The Croatian Government announced that it will tax the extra profits of energy companies, mentioning only oil company INA, but the question of taxing the extra profits of renewable energy producers, who for years, while prices were low, had concluded contracts with the energy market operator HROTE as a guarantee for their investments, has also started to be raised in the public. Now, when the market price is higher than the one contracted with HROTE, RES producers terminate these contracts and enter into power purchase agreements (PPAs).
Namely, the problem is that the contracts concluded with HROTE does not have a penalty, that is, they do not bind investors for a fixed period, while at the same time they correct the purchase price of electricity by adjusting it to inflation, in order to protect investments from loss of value. According to HROTE, in other countries there is a possibility for power plants to leave the feed-in system for a year, in order to earn extra income, but in Croatia, those who have left the subsidy system cannot return to it.
In the contracts concluded under the feed-in tariff system from 2007, 2012 and 2013, clauses for early termination of the contract were not included, because such an option did not even exist. The levelized cost of production from RES (LCOE) at the time of the contract conclusion was far above the market prices, nor could it be foreseen that the market situation will develop like the current one.
HROTE said that as many as 63 contracts out of a total of 1,299 were terminated by 20 October, without providing info on power plants which have left the system. Unofficially, it can be heard that a certain number of wind farms have left the feed-in system, some of which were close to the end of their current contracts with HROTE, and half of all biogas plants, and all of them have signed an electricity purchase contracts with private companies.
It is actually about a third of the total portfolio within the support system, which totals 1,280.7 MW. More precisely, as of 20 October, there are currently 690 MW in the subsidy system (509 MW in 13 wind power plants, 91.3 MW in 40 biomass power plants, 24.8 MW in 21 biogas power plants). At the moment, 590 MW of RES capacity is outside the subsidy system, of which 12 wind power plants with a combined installed capacity of 472 MW and 27 MW in 23 biogas plants. It should be kept in mind that part of the production never even entered the incentive system, so currently 133 MW of solar installed capacity is outside the subsidy system, and 49 MW is within the system.

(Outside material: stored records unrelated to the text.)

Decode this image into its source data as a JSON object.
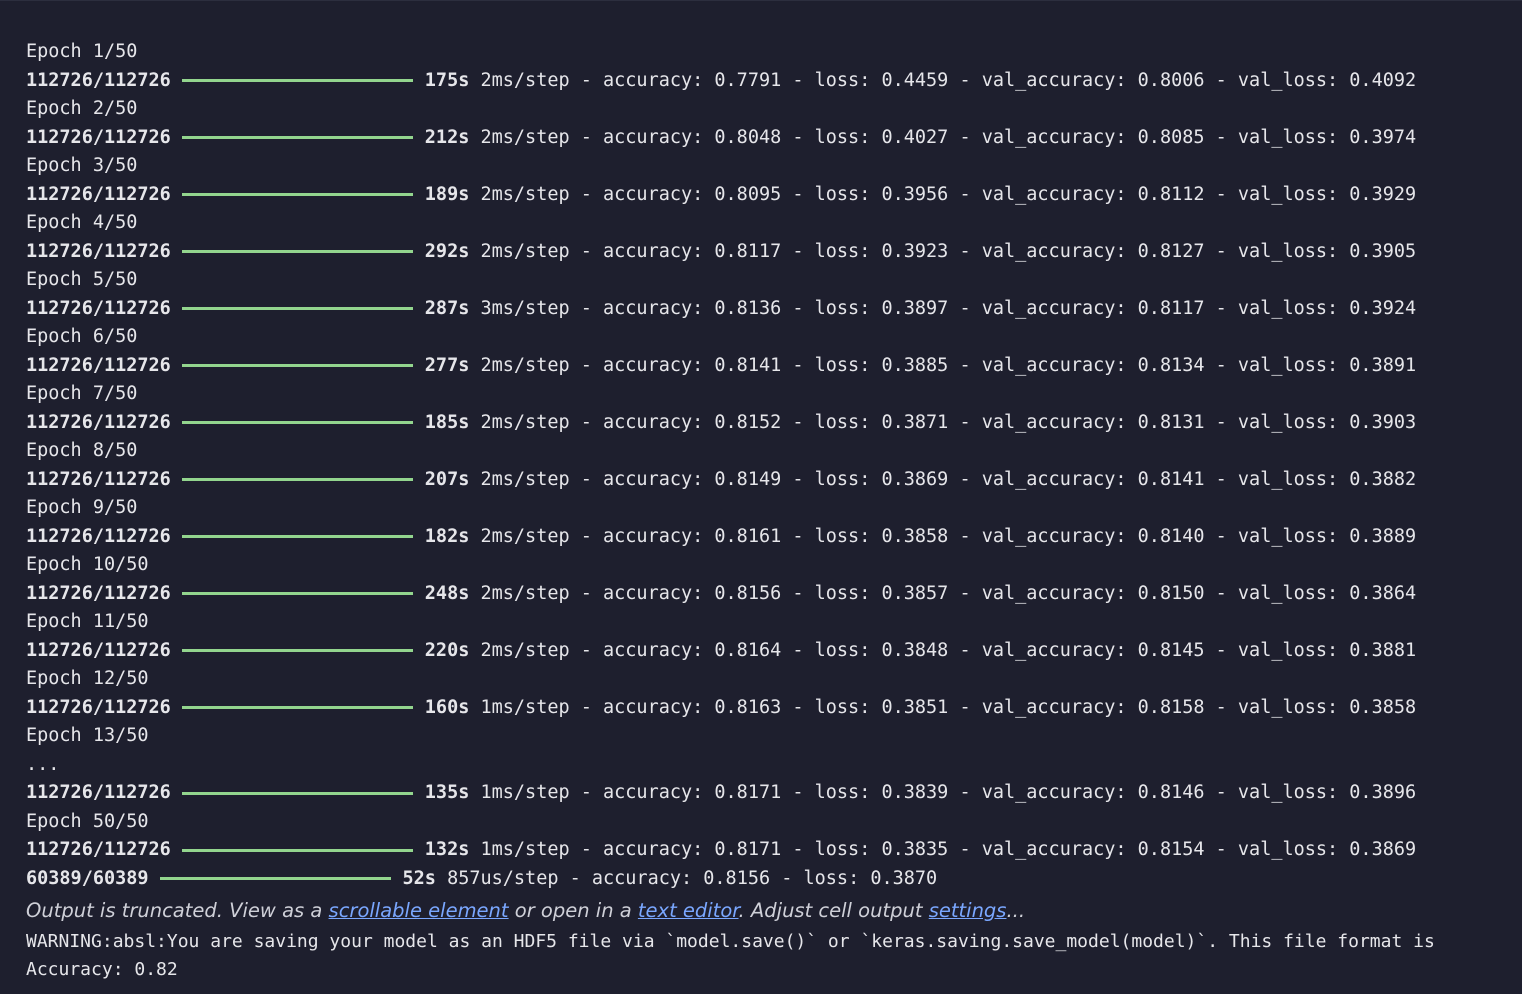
{
  "epochs": [
    {
      "header": "Epoch 1/50",
      "steps": "112726/112726",
      "time": "175s",
      "step_time": "2ms/step",
      "accuracy": "0.7791",
      "loss": "0.4459",
      "val_accuracy": "0.8006",
      "val_loss": "0.4092"
    },
    {
      "header": "Epoch 2/50",
      "steps": "112726/112726",
      "time": "212s",
      "step_time": "2ms/step",
      "accuracy": "0.8048",
      "loss": "0.4027",
      "val_accuracy": "0.8085",
      "val_loss": "0.3974"
    },
    {
      "header": "Epoch 3/50",
      "steps": "112726/112726",
      "time": "189s",
      "step_time": "2ms/step",
      "accuracy": "0.8095",
      "loss": "0.3956",
      "val_accuracy": "0.8112",
      "val_loss": "0.3929"
    },
    {
      "header": "Epoch 4/50",
      "steps": "112726/112726",
      "time": "292s",
      "step_time": "2ms/step",
      "accuracy": "0.8117",
      "loss": "0.3923",
      "val_accuracy": "0.8127",
      "val_loss": "0.3905"
    },
    {
      "header": "Epoch 5/50",
      "steps": "112726/112726",
      "time": "287s",
      "step_time": "3ms/step",
      "accuracy": "0.8136",
      "loss": "0.3897",
      "val_accuracy": "0.8117",
      "val_loss": "0.3924"
    },
    {
      "header": "Epoch 6/50",
      "steps": "112726/112726",
      "time": "277s",
      "step_time": "2ms/step",
      "accuracy": "0.8141",
      "loss": "0.3885",
      "val_accuracy": "0.8134",
      "val_loss": "0.3891"
    },
    {
      "header": "Epoch 7/50",
      "steps": "112726/112726",
      "time": "185s",
      "step_time": "2ms/step",
      "accuracy": "0.8152",
      "loss": "0.3871",
      "val_accuracy": "0.8131",
      "val_loss": "0.3903"
    },
    {
      "header": "Epoch 8/50",
      "steps": "112726/112726",
      "time": "207s",
      "step_time": "2ms/step",
      "accuracy": "0.8149",
      "loss": "0.3869",
      "val_accuracy": "0.8141",
      "val_loss": "0.3882"
    },
    {
      "header": "Epoch 9/50",
      "steps": "112726/112726",
      "time": "182s",
      "step_time": "2ms/step",
      "accuracy": "0.8161",
      "loss": "0.3858",
      "val_accuracy": "0.8140",
      "val_loss": "0.3889"
    },
    {
      "header": "Epoch 10/50",
      "steps": "112726/112726",
      "time": "248s",
      "step_time": "2ms/step",
      "accuracy": "0.8156",
      "loss": "0.3857",
      "val_accuracy": "0.8150",
      "val_loss": "0.3864"
    },
    {
      "header": "Epoch 11/50",
      "steps": "112726/112726",
      "time": "220s",
      "step_time": "2ms/step",
      "accuracy": "0.8164",
      "loss": "0.3848",
      "val_accuracy": "0.8145",
      "val_loss": "0.3881"
    },
    {
      "header": "Epoch 12/50",
      "steps": "112726/112726",
      "time": "160s",
      "step_time": "1ms/step",
      "accuracy": "0.8163",
      "loss": "0.3851",
      "val_accuracy": "0.8158",
      "val_loss": "0.3858"
    },
    {
      "header": "Epoch 13/50",
      "ellipsis": "..."
    },
    {
      "steps": "112726/112726",
      "time": "135s",
      "step_time": "1ms/step",
      "accuracy": "0.8171",
      "loss": "0.3839",
      "val_accuracy": "0.8146",
      "val_loss": "0.3896"
    },
    {
      "header": "Epoch 50/50",
      "steps": "112726/112726",
      "time": "132s",
      "step_time": "1ms/step",
      "accuracy": "0.8171",
      "loss": "0.3835",
      "val_accuracy": "0.8154",
      "val_loss": "0.3869"
    },
    {
      "steps": "60389/60389",
      "time": "52s",
      "step_time": "857us/step",
      "accuracy": "0.8156",
      "loss": "0.3870"
    }
  ],
  "truncation": {
    "prefix": "Output is truncated. View as a ",
    "link1": "scrollable element",
    "middle": " or open in a ",
    "link2": "text editor",
    "middle2": ". Adjust cell output ",
    "link3": "settings",
    "suffix": "..."
  },
  "warning": "WARNING:absl:You are saving your model as an HDF5 file via `model.save()` or `keras.saving.save_model(model)`. This file format is",
  "final_accuracy": "Accuracy: 0.82",
  "colors": {
    "background": "#1e1f2e",
    "progress_bar": "#93d58e",
    "link": "#7aa7ff",
    "text": "#e6e6ea"
  }
}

However, Croatia’s RES subsidy system is still stable. Part of RES production, which is consolidated into the Eco balance group, is sold on the CROPEX energy exchange, and part of the production is bound by sales contracts. Since prices on the exchange were extremely high in the past year, HROTE also made significant profit from renewables, especially until the plants started to leave the system. And there is also a decent fee that it collects for each kWh paid by small, low- intensity consumers, at the level of 0.014 euros/ KWh. According to HROTE’s report from the end of September last year, it sold a base 60 MWh at an average weighted price of 121.32 euros/MWh.